Dikalangan jam’iyyah masih ada rasa sungkan (ewuh pekewuh) timbul dalam menyoroti problematika yang terus berlangsung atau takut dibilang su’ul adab yang sebenarnya menjadi kelemahan bersama kalau mau jujur untuk kreteria pengurus harusnya jangan melenceng dari tradisi keilmuan Pesantren dan ditambah keahlian profesional, kalau mau mengurus nahdliyyin idealnya memang pernah nyantri satu langkah mundur seandainya ini dibiarkan dan bagaimana mungkin mereka mentransfernya ke jamaah rasanya mustahil sebab itu modal dasar untuk kontekstualisasi dalam menjawab fenomena-fenomena umat yang multi komplek diselaraskan dengan perkembangan zaman.

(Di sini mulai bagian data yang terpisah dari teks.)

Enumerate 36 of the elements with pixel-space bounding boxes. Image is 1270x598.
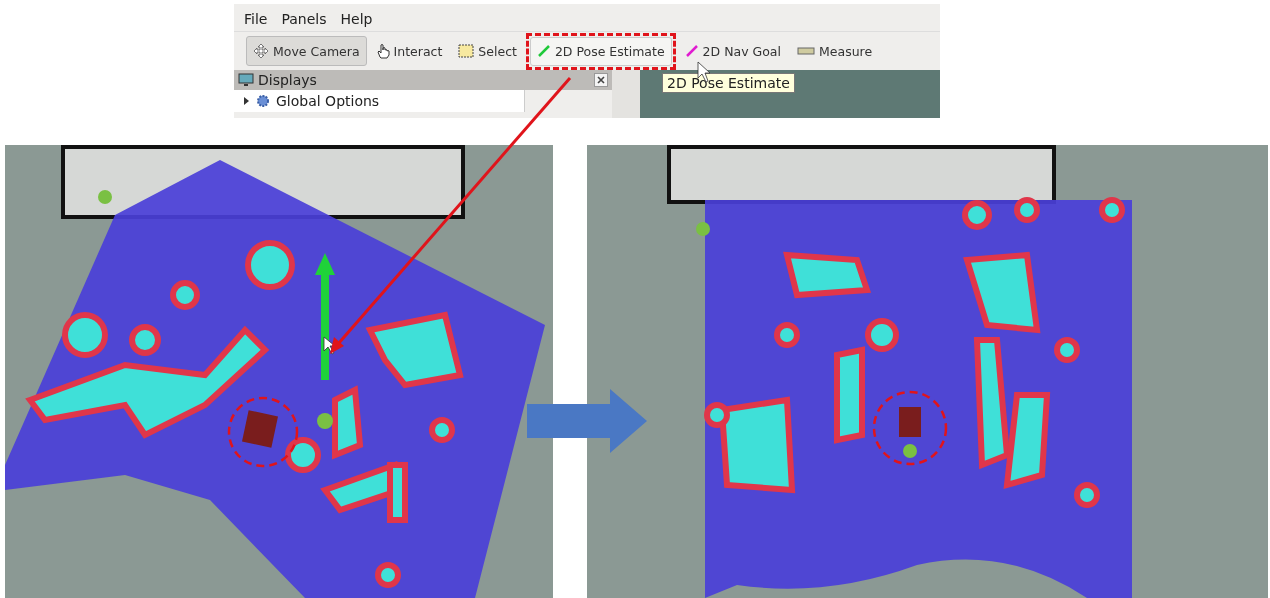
obstacle-blob xyxy=(774,322,800,348)
menu-item[interactable]: Panels xyxy=(281,11,327,27)
waypoint-dot xyxy=(903,444,917,458)
expand-arrow-icon[interactable] xyxy=(242,97,250,105)
monitor-icon xyxy=(238,73,254,87)
menu-item[interactable]: Help xyxy=(340,11,373,27)
obstacle-blob xyxy=(245,240,295,290)
obstacle-blob xyxy=(170,280,200,310)
obstacle-blob xyxy=(962,200,992,230)
obstacle-blob xyxy=(1054,337,1080,363)
obstacle-blob xyxy=(1099,197,1125,223)
obstacle-blob xyxy=(1014,197,1040,223)
robot-icon xyxy=(899,407,921,437)
gear-icon xyxy=(256,94,270,108)
waypoint-dot xyxy=(98,190,112,204)
waypoint-dot xyxy=(696,222,710,236)
move-icon xyxy=(253,43,269,59)
tool-button[interactable]: Move Camera xyxy=(246,36,367,66)
tool-button[interactable]: 2D Pose Estimate xyxy=(529,36,672,66)
waypoint-dot xyxy=(317,413,333,429)
menu-item[interactable]: File xyxy=(244,11,268,27)
tool-button[interactable]: Interact xyxy=(368,36,450,66)
robot-icon xyxy=(242,410,278,448)
obstacle-blob xyxy=(429,417,455,443)
ruler-icon xyxy=(797,47,815,55)
obstacle-blob xyxy=(375,562,401,588)
cursor-icon xyxy=(323,336,336,355)
close-icon[interactable] xyxy=(594,73,608,87)
tool-button[interactable]: Measure xyxy=(790,36,880,66)
panel-title: Displays xyxy=(258,72,318,88)
hand-icon xyxy=(375,43,390,59)
tool-button[interactable]: Select xyxy=(451,36,524,66)
dashed-circle xyxy=(227,396,299,468)
selection-icon xyxy=(458,44,475,58)
obstacle-blob xyxy=(1074,482,1100,508)
tooltip: 2D Pose Estimate xyxy=(662,73,795,93)
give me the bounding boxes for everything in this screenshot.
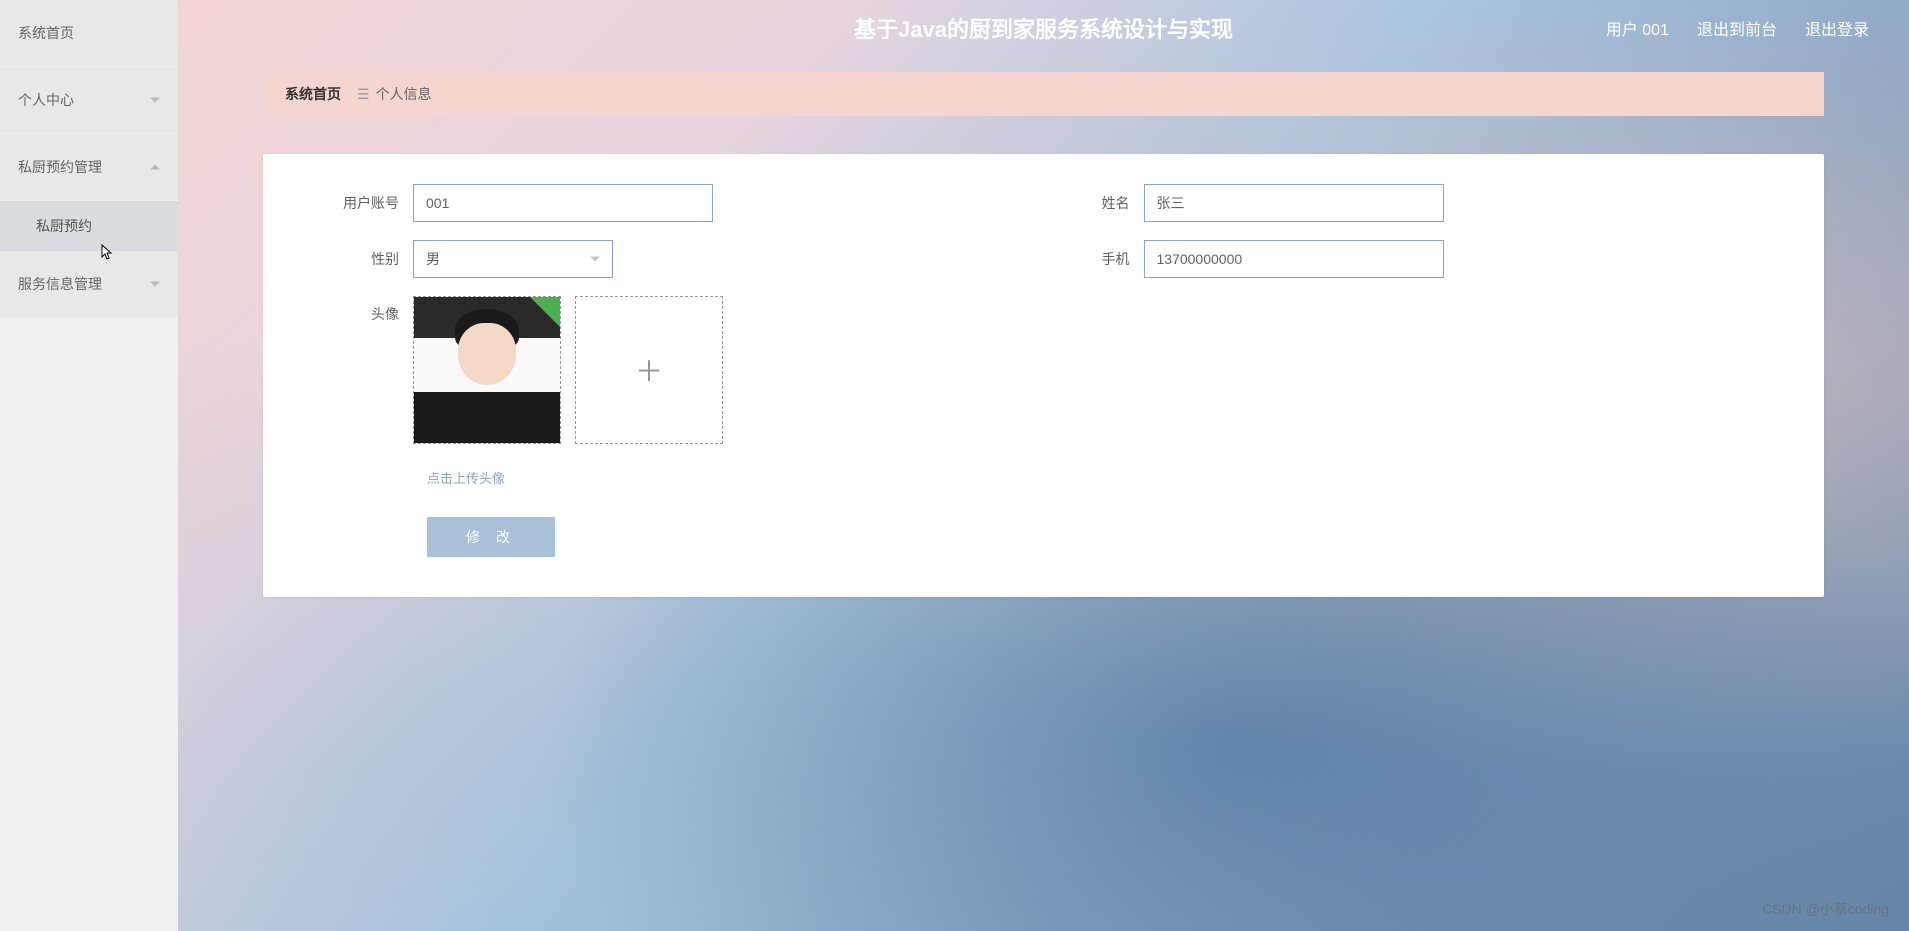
sidebar-item-reservation-mgmt[interactable]: 私厨预约管理 <box>0 134 178 200</box>
header-user-link[interactable]: 用户 001 <box>1606 16 1669 40</box>
avatar-preview[interactable] <box>413 296 561 444</box>
sidebar-item-label: 服务信息管理 <box>18 276 102 292</box>
header: 基于Java的厨到家服务系统设计与实现 用户 001 退出到前台 退出登录 <box>178 0 1909 56</box>
gender-label: 性别 <box>313 249 413 269</box>
name-input[interactable] <box>1144 184 1444 222</box>
breadcrumb-separator-icon: ☰ <box>357 86 370 103</box>
account-label: 用户账号 <box>313 193 413 213</box>
breadcrumb-home[interactable]: 系统首页 <box>285 84 341 104</box>
page-title: 基于Java的厨到家服务系统设计与实现 <box>854 12 1233 44</box>
sidebar-item-label: 个人中心 <box>18 92 74 108</box>
sidebar-subitem-reservation[interactable]: 私厨预约 <box>0 201 178 251</box>
watermark: CSDN @小蔡coding <box>1762 899 1889 919</box>
header-logout-front-link[interactable]: 退出到前台 <box>1697 16 1777 40</box>
submit-button[interactable]: 修 改 <box>427 517 555 557</box>
breadcrumb: 系统首页 ☰ 个人信息 <box>263 72 1824 116</box>
plus-icon: ＋ <box>635 350 663 390</box>
phone-label: 手机 <box>1044 249 1144 269</box>
name-label: 姓名 <box>1044 193 1144 213</box>
avatar-label: 头像 <box>313 296 413 324</box>
gender-select-value: 男 <box>426 249 440 269</box>
gender-select[interactable]: 男 <box>413 240 613 278</box>
account-input[interactable] <box>413 184 713 222</box>
avatar-upload-button[interactable]: ＋ <box>575 296 723 444</box>
sidebar-item-profile[interactable]: 个人中心 <box>0 67 178 133</box>
breadcrumb-current: 个人信息 <box>376 84 432 104</box>
sidebar-item-home[interactable]: 系统首页 <box>0 0 178 66</box>
sidebar-item-label: 私厨预约管理 <box>18 159 102 175</box>
header-logout-link[interactable]: 退出登录 <box>1805 16 1869 40</box>
success-corner-icon <box>530 297 560 327</box>
sidebar-item-service-mgmt[interactable]: 服务信息管理 <box>0 251 178 317</box>
sidebar: 系统首页 个人中心 私厨预约管理 私厨预约 服务信息管理 <box>0 0 178 931</box>
upload-hint: 点击上传头像 <box>427 468 1774 487</box>
sidebar-item-label: 系统首页 <box>18 25 74 41</box>
sidebar-item-label: 私厨预约 <box>36 218 92 234</box>
form-panel: 用户账号 姓名 性别 男 手机 <box>263 154 1824 597</box>
phone-input[interactable] <box>1144 240 1444 278</box>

Dengan deskripsi tersebut masih ada harapan agar adanya perubahan dilandaskan keikhlasan,kesadaran dan kebesaran jiwa dalam menggunakan kesempatan suasana Pasca Muktamar ke-34 NU beberapa waktu lalu betul-betul memperbaiki diri (dandani awak) di perhelatan Konferensi Majelis Wakil Cabang Nahdlatul Ulama Kecamatan Trimurjo kurang lebih satu minggu kedepan, jangan dijadikan sekedar siapa yang layak ataupun sekedar ajang pergantian struktural formal tetapi pertanggungjawaban masalah umat mau dibagaimanakan dengan mengesampingkan egoisme pribadi (kelompok) sebab kita sudah banyak tertinggal dalam memberdayakan sendi-sendi potensi internal jamaah, kepedulian dan kepekaan bersama untuk berpartisipasi dalam mempercepat ketertinggalan dalam masalah sosial keagaman yang terjadi harus segera diselesaikan cepat atau lambat tergantung konsensus semua pihak jangan dibiarkan yang akhirnya nanti (bandil) sebagai bom waktu dilingkungan. Dikhawatirkan bisa jadi “NU sebagai ormas akan menjadi asing ditengah masyarakat muslim padahal mereka menjalankan doktrin-doktrin Ahlus Sunnah Wal Jamaah an Nahdliyyah (wong Islam dadi asing karo NU atau ajaran NU aneh kanggo wong Islam) ataukah akan menjadi inklusif (terbuka) yang dipegang oleh beberapa kepentingan segelintir orang saja padahal tumbuh dtengah mayoritas masyarakat”. Ya Qahhar Ya Jabbar. Wallahu a’lam.